Prepare for Tesla (TSLA)’s (already sky-high) stock price to move as much as 7.2 percent, based on options pricing, in either direction after the electric carmaker reports first-quarter earnings Monday afternoon.
In 2020, Tesla shares soared more than 700 percent thanks to the company’s proven ability to turn a profit after a decade of losses, new projects such as in-house battery development and a new factory in Austin, Texas, and CEO Elon Musk’s growing personal appeal among young, highly risk tolerant retail stock investors. But its wild rally has slowed down in 2021, with share price up less than 1 percent year-to-date. Investors have extremely high expectations for Tesla’s first-quarter financial results before deciding which direction they want to send the stock.

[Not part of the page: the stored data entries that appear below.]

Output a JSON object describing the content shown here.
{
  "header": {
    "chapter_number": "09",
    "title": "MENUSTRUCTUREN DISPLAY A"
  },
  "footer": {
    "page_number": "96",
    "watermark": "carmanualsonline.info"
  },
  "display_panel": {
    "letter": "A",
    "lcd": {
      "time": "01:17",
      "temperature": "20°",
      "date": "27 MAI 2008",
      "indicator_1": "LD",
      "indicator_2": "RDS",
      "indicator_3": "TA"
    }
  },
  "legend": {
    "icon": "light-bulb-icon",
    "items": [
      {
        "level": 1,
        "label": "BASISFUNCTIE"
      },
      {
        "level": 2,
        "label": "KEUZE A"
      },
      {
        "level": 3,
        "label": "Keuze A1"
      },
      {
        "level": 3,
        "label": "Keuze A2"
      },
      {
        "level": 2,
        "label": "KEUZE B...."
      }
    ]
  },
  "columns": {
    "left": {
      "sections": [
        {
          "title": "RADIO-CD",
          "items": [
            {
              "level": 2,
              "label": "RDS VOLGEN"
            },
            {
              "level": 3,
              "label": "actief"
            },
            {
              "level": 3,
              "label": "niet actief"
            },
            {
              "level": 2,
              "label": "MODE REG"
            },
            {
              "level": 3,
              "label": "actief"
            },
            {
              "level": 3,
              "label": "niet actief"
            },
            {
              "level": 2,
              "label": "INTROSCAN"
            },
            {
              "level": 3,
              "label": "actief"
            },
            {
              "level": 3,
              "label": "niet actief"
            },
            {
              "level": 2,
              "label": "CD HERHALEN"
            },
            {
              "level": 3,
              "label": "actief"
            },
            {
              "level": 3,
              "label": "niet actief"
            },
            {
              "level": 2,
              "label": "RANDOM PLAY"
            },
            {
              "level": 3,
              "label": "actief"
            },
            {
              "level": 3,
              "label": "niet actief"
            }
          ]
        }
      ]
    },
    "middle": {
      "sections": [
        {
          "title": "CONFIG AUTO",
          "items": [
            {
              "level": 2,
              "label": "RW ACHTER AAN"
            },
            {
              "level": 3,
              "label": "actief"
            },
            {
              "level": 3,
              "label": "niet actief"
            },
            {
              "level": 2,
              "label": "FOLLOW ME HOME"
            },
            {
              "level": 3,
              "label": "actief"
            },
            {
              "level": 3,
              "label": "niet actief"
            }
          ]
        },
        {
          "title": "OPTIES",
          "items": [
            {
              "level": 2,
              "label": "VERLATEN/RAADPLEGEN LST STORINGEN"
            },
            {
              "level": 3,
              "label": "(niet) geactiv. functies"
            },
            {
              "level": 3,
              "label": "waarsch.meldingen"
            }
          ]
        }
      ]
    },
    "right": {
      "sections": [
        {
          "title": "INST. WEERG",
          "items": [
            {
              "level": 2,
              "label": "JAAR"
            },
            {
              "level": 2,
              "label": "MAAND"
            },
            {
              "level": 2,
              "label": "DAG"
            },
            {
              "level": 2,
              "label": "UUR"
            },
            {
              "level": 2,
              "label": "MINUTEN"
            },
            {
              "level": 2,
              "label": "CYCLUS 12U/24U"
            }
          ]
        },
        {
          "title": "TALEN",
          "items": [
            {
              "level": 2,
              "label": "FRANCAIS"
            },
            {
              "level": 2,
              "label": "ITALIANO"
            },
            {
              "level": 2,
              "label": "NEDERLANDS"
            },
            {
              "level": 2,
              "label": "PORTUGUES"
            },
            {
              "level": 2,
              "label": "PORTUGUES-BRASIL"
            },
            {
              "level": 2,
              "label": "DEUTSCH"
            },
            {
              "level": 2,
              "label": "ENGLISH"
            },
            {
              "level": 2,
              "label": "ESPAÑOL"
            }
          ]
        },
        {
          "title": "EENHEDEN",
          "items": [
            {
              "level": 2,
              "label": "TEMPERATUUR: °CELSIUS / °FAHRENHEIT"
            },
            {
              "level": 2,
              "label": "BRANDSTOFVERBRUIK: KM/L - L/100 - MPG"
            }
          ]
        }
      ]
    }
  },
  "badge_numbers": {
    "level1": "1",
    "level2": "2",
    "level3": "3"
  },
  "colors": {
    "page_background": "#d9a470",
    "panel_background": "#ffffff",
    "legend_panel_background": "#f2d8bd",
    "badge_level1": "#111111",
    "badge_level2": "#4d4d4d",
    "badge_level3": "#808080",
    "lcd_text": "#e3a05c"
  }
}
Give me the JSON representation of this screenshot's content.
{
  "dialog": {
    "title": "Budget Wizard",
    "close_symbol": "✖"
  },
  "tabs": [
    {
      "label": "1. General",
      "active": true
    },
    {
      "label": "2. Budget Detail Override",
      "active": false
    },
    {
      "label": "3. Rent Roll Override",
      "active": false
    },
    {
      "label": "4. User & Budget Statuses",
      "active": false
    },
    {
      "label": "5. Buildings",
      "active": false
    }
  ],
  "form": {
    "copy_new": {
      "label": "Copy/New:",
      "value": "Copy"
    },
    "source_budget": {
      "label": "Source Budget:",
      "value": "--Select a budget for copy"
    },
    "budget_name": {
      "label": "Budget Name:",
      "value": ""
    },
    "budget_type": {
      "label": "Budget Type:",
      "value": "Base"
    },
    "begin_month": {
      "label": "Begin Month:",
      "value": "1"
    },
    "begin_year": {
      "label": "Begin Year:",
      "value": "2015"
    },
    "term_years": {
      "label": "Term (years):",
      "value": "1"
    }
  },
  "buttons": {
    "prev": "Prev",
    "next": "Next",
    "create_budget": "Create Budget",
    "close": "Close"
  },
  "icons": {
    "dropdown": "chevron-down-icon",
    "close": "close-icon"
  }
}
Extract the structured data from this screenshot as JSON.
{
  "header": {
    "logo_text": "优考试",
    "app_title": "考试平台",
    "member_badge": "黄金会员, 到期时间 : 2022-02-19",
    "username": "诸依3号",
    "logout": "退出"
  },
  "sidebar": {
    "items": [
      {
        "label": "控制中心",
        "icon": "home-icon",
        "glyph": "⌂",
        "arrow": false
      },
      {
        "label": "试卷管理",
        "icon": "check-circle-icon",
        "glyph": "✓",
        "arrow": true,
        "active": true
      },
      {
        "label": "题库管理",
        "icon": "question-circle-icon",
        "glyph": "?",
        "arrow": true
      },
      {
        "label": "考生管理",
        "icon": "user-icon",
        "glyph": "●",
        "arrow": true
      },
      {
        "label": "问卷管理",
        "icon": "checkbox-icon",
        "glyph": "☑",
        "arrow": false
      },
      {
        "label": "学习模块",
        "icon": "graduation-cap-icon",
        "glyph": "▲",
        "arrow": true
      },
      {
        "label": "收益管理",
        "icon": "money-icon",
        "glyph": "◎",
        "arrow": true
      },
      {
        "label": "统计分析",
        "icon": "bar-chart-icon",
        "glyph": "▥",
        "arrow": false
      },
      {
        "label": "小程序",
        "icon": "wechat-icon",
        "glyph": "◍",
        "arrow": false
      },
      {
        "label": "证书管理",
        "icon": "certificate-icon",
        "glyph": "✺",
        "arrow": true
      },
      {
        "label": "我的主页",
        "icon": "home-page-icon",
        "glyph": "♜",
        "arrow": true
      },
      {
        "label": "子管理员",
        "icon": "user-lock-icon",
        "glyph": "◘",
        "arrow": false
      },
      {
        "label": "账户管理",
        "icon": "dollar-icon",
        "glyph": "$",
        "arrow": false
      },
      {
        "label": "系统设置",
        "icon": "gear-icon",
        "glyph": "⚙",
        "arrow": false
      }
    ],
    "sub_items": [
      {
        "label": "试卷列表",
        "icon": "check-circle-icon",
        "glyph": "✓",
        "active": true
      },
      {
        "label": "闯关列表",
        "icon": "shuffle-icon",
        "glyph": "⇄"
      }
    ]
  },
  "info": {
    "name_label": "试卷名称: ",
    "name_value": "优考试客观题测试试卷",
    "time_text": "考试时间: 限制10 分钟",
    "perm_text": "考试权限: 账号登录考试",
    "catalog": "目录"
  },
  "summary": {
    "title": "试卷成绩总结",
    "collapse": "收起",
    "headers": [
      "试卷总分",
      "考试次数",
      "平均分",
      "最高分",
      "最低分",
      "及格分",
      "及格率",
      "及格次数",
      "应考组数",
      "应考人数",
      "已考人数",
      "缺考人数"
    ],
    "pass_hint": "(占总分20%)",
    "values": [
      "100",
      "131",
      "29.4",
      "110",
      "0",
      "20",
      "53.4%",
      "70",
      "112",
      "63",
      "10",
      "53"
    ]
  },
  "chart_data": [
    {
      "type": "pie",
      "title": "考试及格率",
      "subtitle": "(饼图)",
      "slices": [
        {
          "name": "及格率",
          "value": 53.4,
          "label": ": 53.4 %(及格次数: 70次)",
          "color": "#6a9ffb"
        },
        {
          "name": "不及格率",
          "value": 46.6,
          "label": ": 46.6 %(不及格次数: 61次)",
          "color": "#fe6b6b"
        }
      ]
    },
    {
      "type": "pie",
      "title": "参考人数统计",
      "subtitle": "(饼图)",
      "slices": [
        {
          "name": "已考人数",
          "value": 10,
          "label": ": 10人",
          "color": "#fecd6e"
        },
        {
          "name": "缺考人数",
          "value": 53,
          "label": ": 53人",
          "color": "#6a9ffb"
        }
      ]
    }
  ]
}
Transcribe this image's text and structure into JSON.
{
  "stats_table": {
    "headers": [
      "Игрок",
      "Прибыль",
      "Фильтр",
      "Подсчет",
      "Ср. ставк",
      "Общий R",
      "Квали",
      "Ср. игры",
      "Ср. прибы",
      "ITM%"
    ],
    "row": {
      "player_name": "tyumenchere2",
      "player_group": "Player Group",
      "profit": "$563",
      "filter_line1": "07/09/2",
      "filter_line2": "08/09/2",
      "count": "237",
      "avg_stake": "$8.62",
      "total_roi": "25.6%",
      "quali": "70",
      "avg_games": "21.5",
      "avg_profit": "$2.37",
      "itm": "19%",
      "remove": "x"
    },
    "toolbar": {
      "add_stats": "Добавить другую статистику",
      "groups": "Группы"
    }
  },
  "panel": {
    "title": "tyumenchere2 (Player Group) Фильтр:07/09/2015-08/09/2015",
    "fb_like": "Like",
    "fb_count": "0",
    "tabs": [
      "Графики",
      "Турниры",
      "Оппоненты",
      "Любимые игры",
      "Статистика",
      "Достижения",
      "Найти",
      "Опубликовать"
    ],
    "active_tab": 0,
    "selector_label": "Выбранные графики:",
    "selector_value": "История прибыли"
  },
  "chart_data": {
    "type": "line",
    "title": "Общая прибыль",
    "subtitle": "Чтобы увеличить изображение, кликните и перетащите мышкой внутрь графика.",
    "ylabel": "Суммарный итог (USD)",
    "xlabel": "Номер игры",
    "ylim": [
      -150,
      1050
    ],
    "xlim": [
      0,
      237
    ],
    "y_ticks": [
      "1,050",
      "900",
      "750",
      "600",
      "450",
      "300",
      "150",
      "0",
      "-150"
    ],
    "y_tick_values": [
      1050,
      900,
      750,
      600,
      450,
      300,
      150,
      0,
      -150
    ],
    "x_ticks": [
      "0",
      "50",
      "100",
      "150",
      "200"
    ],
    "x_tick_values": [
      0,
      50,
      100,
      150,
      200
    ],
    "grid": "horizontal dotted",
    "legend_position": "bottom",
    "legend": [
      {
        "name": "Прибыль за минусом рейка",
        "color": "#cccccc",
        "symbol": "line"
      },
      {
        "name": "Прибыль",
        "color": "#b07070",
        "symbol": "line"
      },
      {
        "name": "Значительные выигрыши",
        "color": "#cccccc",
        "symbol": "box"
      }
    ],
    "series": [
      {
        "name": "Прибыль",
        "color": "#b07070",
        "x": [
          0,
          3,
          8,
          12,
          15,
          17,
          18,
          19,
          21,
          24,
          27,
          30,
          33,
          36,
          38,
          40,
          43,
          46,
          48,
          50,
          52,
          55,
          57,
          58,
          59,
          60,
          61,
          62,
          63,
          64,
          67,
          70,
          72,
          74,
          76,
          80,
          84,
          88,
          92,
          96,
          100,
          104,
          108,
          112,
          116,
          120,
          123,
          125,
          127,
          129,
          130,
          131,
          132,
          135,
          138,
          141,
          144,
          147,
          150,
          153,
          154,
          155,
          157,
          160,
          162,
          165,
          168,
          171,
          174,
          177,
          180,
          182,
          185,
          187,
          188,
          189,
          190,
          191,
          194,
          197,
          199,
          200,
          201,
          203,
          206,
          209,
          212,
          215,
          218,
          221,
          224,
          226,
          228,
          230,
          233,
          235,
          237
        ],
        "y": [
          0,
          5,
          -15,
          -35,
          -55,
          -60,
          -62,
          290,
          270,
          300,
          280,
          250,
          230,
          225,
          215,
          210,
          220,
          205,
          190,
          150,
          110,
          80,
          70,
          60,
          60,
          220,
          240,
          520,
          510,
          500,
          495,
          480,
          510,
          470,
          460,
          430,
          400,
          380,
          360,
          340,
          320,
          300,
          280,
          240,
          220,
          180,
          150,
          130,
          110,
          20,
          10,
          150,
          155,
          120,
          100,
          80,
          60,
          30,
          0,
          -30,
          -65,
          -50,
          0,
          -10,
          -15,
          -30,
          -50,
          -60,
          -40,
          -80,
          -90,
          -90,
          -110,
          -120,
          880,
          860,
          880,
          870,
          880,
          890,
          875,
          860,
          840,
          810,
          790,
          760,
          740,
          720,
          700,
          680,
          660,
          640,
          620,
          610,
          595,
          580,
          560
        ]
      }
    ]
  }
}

After market close Monday, Tesla posted $10.39 billion in revenue for the first quarter and $438 million in net earnings, slightly missing analyst expectations. Wall Street was anticipating $10.5 billion in revenue and $509 million in net earnings. Stock fell 2.6 percent in the after hours after the numbers came out.
Tesla revealed earlier this month that it had delivered 184,800 cars in the first quarter, a new record, and produced more than 180,000 vehicles in the three-month period.
Tesla’s delivery numbers have been growing every single quarter since selling its first car in 2008. The pace of growth accelerated in 2018 after the mass-market Model 3 sedans reached volume production and began rollout. Last year, another affordable vehicle, Model Y, hit the market. In the first quarter, Tesla delivered 180,338 Model 3 and Model Y globally, more than doubling the number in the same period last year (before the COVID-19 impact kicked in).
However, one worrying sign for profitability is the fact that Tesla is selling fewer of its expensive Model S and Model X vehicles. In the first quarter, Tesla delivered only 2020 vehicles across these two models (out of 184,800 total deliveries) and didn’t produce any new ones.
Running out of federal subsidies and competition from established automakers are also alarming signs for Wall Street.
“Tesla sees itself as the apex player during the most formative phase of the industrialization of sustainable propulsion and transition off of fossil fuels,” Morgan Stanley’s star analyst Adam Jonas wrote in a note last week, adding that the immediate priority is to expand capacity and begin “industrializing the ‘Tesla hegemony’ before the market gets even more crowded.”
“We acknowledge Tesla has shaken up the auto industry, but recent commitments and advancements from incumbent automakers such as Volkswagen and General Motors suggest to us that Tesla has achieved peak market share within the EV category,” Cowen analyst Jeffrey Osborne wrote in a note earlier this month.